Layoutlmv2 token classification on documents having tokens larger than 512

Hello everyone, I am trying to finetune/create a Layoutlmv2 model for documents having tokens larger than 512. I have tried following but its not working:

Initializing Tokenizer and Layoutlmv2 from scratch:

That is how I am initializing the tokenizer and model. I have am training 50 data instances but training loss /epoch is clearly showing overfitting and loss is coming down as a very steep graph

I wanted to change the num_hidden_layers=24 and num_attention_heads=16 but on google colab it shows CUDA memory error.

I want to know if I am doing it right or i am missing something…? Before I move to sagemaker to train model with num_hidden_layers=24 and num_attention_heads=16 on a bigger GPU, I want to make sure I am doing it right. Looking forward to your helpful responses.

Hi @navdeep were you able to find the solution. What is the workaround you followed to solve the above one.

I have tried LMV3 and Changed the model embedding layer from 512 to 1024. Able to train. but not able to load at inference time.

Hi @purnasai I am still implementing the solution on the basis of this issue more than 512 tokens · Issue #23 · NielsRogge/Transformers-Tutorials ( although this issue resolves around just the text but i am trying to extend to the images. I havent tried the LMV3 but will try and keep this thread posted.

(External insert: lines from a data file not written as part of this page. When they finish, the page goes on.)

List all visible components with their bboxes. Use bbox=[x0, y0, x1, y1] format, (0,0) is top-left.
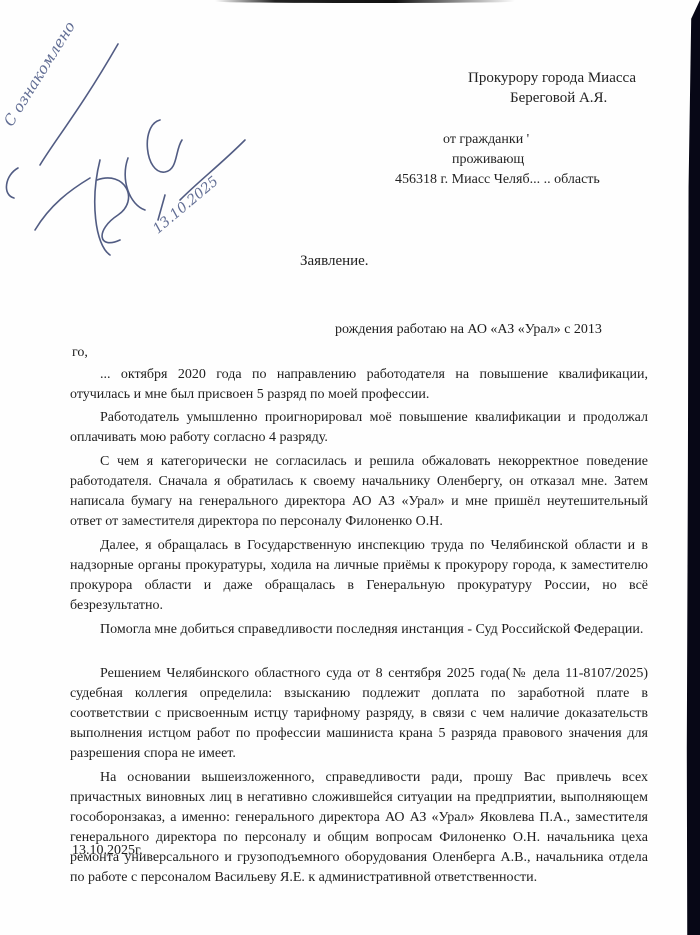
document-title: Заявление. bbox=[300, 253, 369, 270]
signature-scribble-icon bbox=[0, 0, 300, 260]
paragraph-7: На основании вышеизложенного, справедлив… bbox=[70, 768, 648, 888]
paragraph-1-text: ... октября 2020 года по направлению раб… bbox=[70, 367, 648, 402]
paragraph-1: ... октября 2020 года по направлению раб… bbox=[70, 365, 648, 405]
sender-line-3: 456318 г. Миасс Челяб... .. область bbox=[395, 172, 600, 188]
paragraph-3: С чем я категорически не согласилась и р… bbox=[70, 452, 648, 532]
paragraph-7-text: На основании вышеизложенного, справедлив… bbox=[70, 770, 648, 885]
sender-line-2: проживающ bbox=[452, 152, 524, 168]
sender-line-1: от гражданки ' bbox=[443, 132, 529, 148]
paragraph-6: Решением Челябинского областного суда от… bbox=[70, 664, 648, 764]
recipient-line-2: Береговой А.Я. bbox=[510, 90, 607, 107]
paragraph-5-text: Помогла мне добиться справедливости посл… bbox=[100, 622, 643, 637]
paragraph-5: Помогла мне добиться справедливости посл… bbox=[70, 620, 648, 640]
handwritten-resolution: С ознакомлено 13.10.2025 bbox=[0, 0, 300, 260]
paragraph-4-text: Далее, я обращалась в Государственную ин… bbox=[70, 538, 648, 613]
handwritten-note-line1: С ознакомлено bbox=[0, 18, 79, 129]
paragraph-3-text: С чем я категорически не согласилась и р… bbox=[70, 454, 648, 529]
paragraph-6-text: Решением Челябинского областного суда от… bbox=[70, 666, 648, 761]
paragraph-2: Работодатель умышленно проигнорировал мо… bbox=[70, 408, 648, 448]
paragraph-4: Далее, я обращалась в Государственную ин… bbox=[70, 536, 648, 616]
paragraph-2-text: Работодатель умышленно проигнорировал мо… bbox=[70, 410, 648, 445]
scan-top-shadow bbox=[215, 0, 515, 3]
body-intro-line: рождения работаю на АО «АЗ «Урал» с 2013 bbox=[335, 322, 602, 338]
handwritten-note-date: 13.10.2025 bbox=[150, 173, 222, 237]
document-page: С ознакомлено 13.10.2025 Прокурору город… bbox=[0, 0, 700, 935]
scan-right-edge bbox=[678, 0, 700, 935]
document-date: 13.10.2025г. bbox=[72, 843, 143, 859]
recipient-line-1: Прокурору города Миасса bbox=[468, 70, 636, 87]
body-intro-cont: го, bbox=[72, 345, 88, 361]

Thanks

Hi @navdeep, I can think of 4 workarounds here.

  1. Replacing existing tokenizer with other tokenizer that can handle tokens 1024,2048.
  2. Using Stride option in processor, using collate, to input data with length > 512.
  3. Replace 512 with 1024 in model architecture.
  4. Crop the image to capture only 512 tokens.(crop the image to 2parts).

I Have the workaround1 here: LayoutLMV3 Training with Morethan 512 tokens. · Issue #19190 · huggingface/transformers · GitHub

sorry for delayed reply @purnasai . I actually tried using custom tokenizer, custom processor and a new custom model using a new configuration with max sequence length= 1024. Model was able to detect more than 1024 tokens but with its internal architect of 12 hidden layers and 12 attention heads it was giving me a bad accuracy. As I had very less data to train I will not say that this solution wont work for others. If I try to change the internal architecture of model using the new config object (for example atten heads to 24) and hidden layers to (16) pytorch shows out of memory.

Current situation: I will try the same scenario with Layoutlmv3 and see if that works (90% chance it wont work).

@purnasai can u please tell me if you are initializing model from base-uncased for downstream training or from the scratch using custom configuration object.?

Hi @navdeep, Using a Custom Tokenizer, Processor and Custom model would increase the complexity of the usecase. Again you are changing attentions heads and hidden layers. Having to learn the weights from the begining would also increase its computation time and goes outofmemory. Like you said, as you do not have much data to train, the above process is not a good approach, I would say.

Using the base-uncased, as I want to make use of the pretrained memory to downstream.

Thanks for info @purnasai. I have resolved it using return_overflowing_tokens param in the processor and writing custom get_item function.